Hackers can create malicious crypto-mining scripts on various web browsers while using IT infrastructure to mine cryptocurrencies. These scripts can be in the form of attractive ads or outdated plugins that can run in the background when downloaded to the computer.
However, according to an article on ZDNet, although browser-based cryptojacking spiked in 2020, a comeback is not expected. As they reported,
Most cybercrime groups who experimented with cryptojacking operations in the past usually dropped it weeks later, as they also discovered that browser-based cryptocurrency-mining was both a waste of their time and too noisy, drawing more attention to their respective operations than profits.
Cloud Cryptojacking involves searching the cloud files of an organization to code its API keys and access its services. Hackers can siphon the CPU resources to illicitly mine cryptocurrencies once these files are accessible.

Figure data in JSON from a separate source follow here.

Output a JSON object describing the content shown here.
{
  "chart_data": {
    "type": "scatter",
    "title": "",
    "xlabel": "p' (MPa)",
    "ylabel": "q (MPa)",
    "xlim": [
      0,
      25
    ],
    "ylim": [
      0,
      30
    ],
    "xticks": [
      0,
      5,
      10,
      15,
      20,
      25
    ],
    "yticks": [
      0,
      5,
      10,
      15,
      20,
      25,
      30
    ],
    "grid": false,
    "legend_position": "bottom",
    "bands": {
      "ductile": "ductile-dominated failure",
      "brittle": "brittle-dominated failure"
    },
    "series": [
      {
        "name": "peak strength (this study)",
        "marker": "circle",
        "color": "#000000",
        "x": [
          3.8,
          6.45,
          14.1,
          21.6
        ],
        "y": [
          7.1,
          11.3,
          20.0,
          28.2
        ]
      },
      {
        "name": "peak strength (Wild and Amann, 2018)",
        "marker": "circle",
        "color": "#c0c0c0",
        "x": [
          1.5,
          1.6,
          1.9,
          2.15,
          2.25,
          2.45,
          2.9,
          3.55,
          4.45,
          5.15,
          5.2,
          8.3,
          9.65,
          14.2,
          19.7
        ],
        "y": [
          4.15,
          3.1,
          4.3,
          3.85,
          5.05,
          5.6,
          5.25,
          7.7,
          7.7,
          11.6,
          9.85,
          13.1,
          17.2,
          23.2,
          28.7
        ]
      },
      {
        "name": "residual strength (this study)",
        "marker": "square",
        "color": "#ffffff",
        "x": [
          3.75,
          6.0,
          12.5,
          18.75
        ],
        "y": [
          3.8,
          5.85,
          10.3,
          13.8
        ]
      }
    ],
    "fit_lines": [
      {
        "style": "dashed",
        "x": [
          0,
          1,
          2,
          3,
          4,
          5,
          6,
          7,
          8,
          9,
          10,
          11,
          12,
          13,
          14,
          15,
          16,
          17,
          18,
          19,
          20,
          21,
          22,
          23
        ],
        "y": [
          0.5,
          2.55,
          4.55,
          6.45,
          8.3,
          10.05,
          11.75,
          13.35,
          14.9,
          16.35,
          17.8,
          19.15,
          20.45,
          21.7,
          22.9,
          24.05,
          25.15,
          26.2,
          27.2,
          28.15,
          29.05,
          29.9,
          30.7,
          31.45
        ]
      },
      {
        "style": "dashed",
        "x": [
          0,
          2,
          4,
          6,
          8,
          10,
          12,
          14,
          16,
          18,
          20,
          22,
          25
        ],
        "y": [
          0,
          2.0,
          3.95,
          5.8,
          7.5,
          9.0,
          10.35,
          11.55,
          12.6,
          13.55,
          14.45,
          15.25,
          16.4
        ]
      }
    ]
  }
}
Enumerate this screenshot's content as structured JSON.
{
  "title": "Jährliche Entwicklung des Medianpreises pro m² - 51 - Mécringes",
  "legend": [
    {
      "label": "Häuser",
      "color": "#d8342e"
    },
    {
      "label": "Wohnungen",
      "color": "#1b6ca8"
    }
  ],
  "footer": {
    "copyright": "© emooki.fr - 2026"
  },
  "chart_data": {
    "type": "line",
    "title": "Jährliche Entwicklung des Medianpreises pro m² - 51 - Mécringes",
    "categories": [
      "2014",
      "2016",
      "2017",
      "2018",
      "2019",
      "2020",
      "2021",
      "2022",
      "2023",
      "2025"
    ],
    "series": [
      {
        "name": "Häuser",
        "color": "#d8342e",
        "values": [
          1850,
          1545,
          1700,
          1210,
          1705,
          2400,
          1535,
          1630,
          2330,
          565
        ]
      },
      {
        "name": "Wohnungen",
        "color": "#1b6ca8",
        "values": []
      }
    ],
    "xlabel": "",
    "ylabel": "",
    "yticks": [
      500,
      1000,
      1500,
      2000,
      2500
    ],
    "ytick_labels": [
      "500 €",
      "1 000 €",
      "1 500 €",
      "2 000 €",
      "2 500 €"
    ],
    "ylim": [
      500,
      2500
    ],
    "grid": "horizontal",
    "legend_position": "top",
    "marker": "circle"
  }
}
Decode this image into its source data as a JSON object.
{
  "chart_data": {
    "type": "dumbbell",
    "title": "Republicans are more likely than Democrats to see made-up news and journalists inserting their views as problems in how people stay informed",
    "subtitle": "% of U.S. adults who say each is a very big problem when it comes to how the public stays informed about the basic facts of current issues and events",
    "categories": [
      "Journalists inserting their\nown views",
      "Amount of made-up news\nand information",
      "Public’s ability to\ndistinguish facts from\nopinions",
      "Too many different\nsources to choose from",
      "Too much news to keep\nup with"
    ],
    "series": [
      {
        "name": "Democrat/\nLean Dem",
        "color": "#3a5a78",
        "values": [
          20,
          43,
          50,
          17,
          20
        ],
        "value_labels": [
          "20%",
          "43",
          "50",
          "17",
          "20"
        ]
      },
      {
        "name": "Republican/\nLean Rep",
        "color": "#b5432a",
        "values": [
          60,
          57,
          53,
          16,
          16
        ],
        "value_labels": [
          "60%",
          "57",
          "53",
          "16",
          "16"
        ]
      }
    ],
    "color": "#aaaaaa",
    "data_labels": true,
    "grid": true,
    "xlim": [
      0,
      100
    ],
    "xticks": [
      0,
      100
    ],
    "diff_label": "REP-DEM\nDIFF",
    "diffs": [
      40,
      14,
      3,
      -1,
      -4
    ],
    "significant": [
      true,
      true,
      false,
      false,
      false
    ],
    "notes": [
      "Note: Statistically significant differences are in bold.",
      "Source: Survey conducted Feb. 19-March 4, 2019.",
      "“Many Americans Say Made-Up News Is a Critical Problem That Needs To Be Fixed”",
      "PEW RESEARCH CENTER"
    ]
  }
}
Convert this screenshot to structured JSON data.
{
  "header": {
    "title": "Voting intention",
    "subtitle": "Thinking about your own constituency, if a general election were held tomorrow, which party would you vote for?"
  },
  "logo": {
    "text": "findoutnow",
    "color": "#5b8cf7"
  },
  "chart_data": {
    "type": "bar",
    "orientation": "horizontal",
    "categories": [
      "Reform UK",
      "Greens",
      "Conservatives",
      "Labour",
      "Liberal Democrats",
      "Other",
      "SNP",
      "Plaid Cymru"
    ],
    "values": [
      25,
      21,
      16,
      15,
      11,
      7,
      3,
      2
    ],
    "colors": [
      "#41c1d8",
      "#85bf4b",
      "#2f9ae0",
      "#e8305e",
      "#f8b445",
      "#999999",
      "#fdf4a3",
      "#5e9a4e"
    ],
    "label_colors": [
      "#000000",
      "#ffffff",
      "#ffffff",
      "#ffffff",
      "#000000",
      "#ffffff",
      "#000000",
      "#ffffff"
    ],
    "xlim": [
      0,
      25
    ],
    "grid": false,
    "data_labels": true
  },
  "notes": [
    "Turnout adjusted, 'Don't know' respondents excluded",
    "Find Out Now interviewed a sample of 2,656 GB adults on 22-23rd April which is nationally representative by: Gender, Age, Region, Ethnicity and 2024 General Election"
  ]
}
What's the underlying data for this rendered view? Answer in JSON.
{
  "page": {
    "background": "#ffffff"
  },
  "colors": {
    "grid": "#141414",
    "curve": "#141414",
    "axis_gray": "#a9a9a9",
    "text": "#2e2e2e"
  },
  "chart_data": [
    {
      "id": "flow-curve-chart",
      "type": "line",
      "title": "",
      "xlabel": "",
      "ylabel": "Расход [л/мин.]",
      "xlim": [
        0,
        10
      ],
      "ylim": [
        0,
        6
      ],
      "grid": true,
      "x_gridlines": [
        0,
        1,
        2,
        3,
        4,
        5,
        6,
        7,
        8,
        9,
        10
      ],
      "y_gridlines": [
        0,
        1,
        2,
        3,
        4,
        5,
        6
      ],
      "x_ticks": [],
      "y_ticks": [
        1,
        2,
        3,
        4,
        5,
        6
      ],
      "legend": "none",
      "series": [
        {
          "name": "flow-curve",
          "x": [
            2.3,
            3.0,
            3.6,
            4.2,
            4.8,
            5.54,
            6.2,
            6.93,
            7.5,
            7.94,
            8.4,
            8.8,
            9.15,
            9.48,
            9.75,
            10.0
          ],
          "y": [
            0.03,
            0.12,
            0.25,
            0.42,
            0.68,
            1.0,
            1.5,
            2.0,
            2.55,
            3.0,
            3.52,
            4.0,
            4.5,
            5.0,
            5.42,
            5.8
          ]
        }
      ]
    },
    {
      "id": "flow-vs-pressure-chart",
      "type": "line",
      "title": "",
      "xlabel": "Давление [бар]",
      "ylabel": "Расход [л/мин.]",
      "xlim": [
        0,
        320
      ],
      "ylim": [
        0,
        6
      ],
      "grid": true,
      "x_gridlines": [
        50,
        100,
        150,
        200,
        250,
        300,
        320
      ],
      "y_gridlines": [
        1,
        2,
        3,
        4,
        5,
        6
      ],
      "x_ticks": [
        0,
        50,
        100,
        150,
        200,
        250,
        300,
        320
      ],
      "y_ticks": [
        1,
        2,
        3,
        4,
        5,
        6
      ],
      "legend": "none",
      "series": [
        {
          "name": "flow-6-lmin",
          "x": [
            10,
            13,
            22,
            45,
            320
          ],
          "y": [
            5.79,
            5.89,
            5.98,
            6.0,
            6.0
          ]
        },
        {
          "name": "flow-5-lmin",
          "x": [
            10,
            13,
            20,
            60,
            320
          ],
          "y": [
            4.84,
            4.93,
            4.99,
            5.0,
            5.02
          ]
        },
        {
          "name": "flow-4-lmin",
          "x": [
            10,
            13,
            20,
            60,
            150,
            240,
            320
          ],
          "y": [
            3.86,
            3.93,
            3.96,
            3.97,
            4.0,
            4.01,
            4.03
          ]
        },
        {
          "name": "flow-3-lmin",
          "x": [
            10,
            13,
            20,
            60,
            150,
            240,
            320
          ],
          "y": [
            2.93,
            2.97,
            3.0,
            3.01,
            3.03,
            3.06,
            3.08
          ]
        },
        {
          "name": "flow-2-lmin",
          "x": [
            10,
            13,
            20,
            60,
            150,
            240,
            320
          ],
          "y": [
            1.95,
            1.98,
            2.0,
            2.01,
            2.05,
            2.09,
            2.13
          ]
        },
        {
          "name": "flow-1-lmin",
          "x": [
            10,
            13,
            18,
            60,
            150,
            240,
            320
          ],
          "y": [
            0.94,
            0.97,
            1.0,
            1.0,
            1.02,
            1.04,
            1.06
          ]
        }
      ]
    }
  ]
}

Google was in the news recently, as Google Cloud has developed a cryptojacking solution to detect mining malware on virtual machines. As website Gadgets360 reported,
In a bid to safeguard crypto miners against security breaches, Google Cloud has developed a new solution called the Virtual Machine Threat Detection (VMTD). The tool will detect potential crypto mining malware attacks, also known as cryptojacking. This service from Google Cloud will also shield poorly configured accounts that are breached and used by hackers to mine cryptocurrencies.
As you can imagine, the impacts of crypto malware can be extremely costly both for individuals and businesses. One academic article, entitled “On the Economic Impact of Crypto-ransomware Attacks: The State of the Art on Enterprise Systems,” describes the extent of the problem:
According to Cybersecurity Ventures research in 2017, in every 40 s, a business falls prey to a ransomware attack and the rate is predicted to rise to 14 s by 2019. Business organizations have had to pay cybercriminals even up to $1 million in a single attack, while others have incurred losses in hundreds of millions of dollars.
In addition to ransom payments and increased wear in affected machines, crypto malware can have even broader consequences, as they can threaten the availability, integrity, and security of a network or system, which can potentially result in disruptions to an enterprise’s mission-critical operations.
As the website Trend Micro warns, “Cryptocurrency-mining malware can impair system performance and risk end users and businesses to information theft, hijacking, and a plethora of other malware. And by turning these machines into zombies, cryptocurrency malware can even inadvertently make its victims part of the problem.”
So what can you do to protect yourself from the crypto malware attacks? While it’s impossible to protect against every threat, there are best practices that can greatly reduce your risks. These include:
Perhaps most importantly, you should do your own research. Crypto malware is constantly evolving, and there’s a wealth of information online about the latest threats. If you know what’s out there, then you can take the appropriate measures to protect yourself.
Mining cryptocurrency isn’t illegal. However, doing so with someone else’s devices without their consent is malicious. As the demand for cryptocurrency increases, hackers are on the lookout to profit from mining by spreading malicious files, and everyone needs to be on their guard in order to protect their devices, their networks, their information, and their assets.
We’ll give the last word to Trend Micro: “Ultimately, however, the security of internet-connected devices against cryptocurrency-mining malware isn’t just a burden for their users. Original design and equipment manufacturers also play vital roles in securing the ecosystems they run in.”
Combating crypto malware is a collective problem and it requires collective solutions.